Archie's hands loosened and slipped away from Clayton's hips, his voice barely a sleepy whisper as he closed his eyes. "I am no one's boy."

* * *

Clayton eyed Hornblower as he interacted with Archie, the closeness of their ages offsetting the vast difference of their experience. With Jack gone off for his lieutenant's exam and hopefully for good, there was a sense of relaxation aboard Justinian, a sense of camaraderie, a hint of peace.

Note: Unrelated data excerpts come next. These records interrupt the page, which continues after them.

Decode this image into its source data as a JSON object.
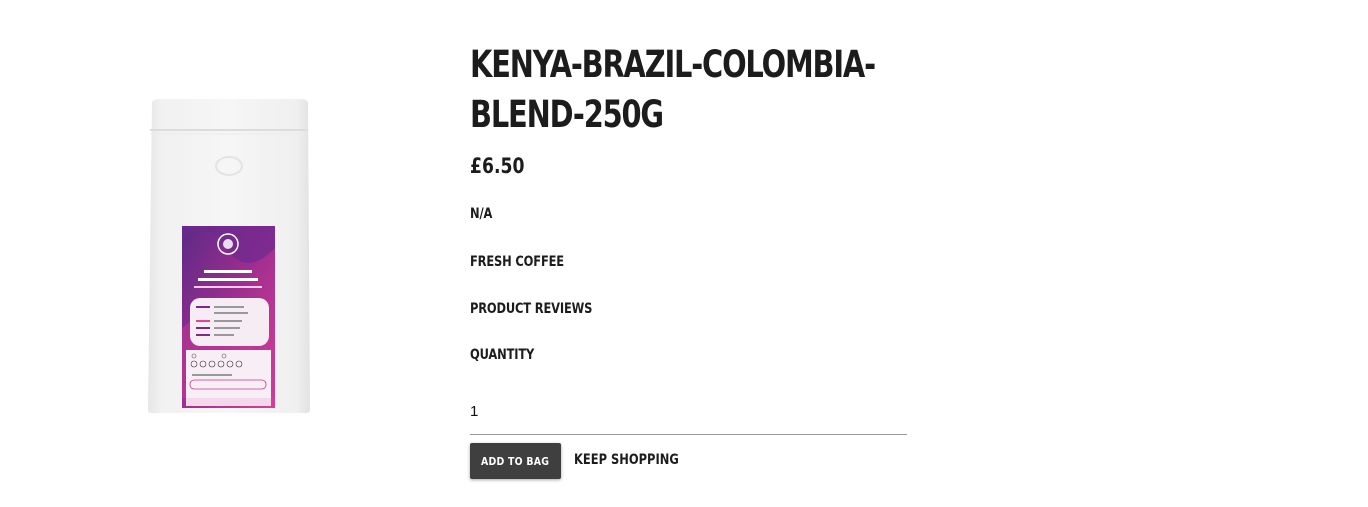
{
  "product": {
    "title": "KENYA-BRAZIL-COLOMBIA-BLEND-250G",
    "price": "£6.50",
    "subtitle": "N/A",
    "category": "FRESH COFFEE",
    "reviews_label": "PRODUCT REVIEWS",
    "quantity_label": "QUANTITY",
    "quantity_value": "1"
  },
  "actions": {
    "add_to_bag": "ADD TO BAG",
    "keep_shopping": "KEEP SHOPPING"
  },
  "colors": {
    "text": "#1c1c1c",
    "button_bg": "#3f3f3f",
    "button_text": "#ffffff",
    "label_purple": "#7b2a8c",
    "label_pink": "#e0459a"
  },
  "image": {
    "semantic": "coffee-bag-product-image"
  }
}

It ended soon enough with Jack's return, bringing with him the darkness that shadow's Archie's eyes. He watched as Hornblower confronted Jack, shaming Clayton in ways he had not ever thought he would know. He remembered the slow encounter so long ago with a kind of self-hatred, a balm where he could not offer a cure, his hands shaking as Archie falls to another seizure in his sleep.

It was not bravery that drove the hand that coldcocked Hornblower, nor shame, but the softly whispered words from Archie's own lips. I am no one's boy.

Clayton had been Jack's boy as much as Archie had in many ways, and ended here. At the age of twenty-eight, Clayton would make himself a man.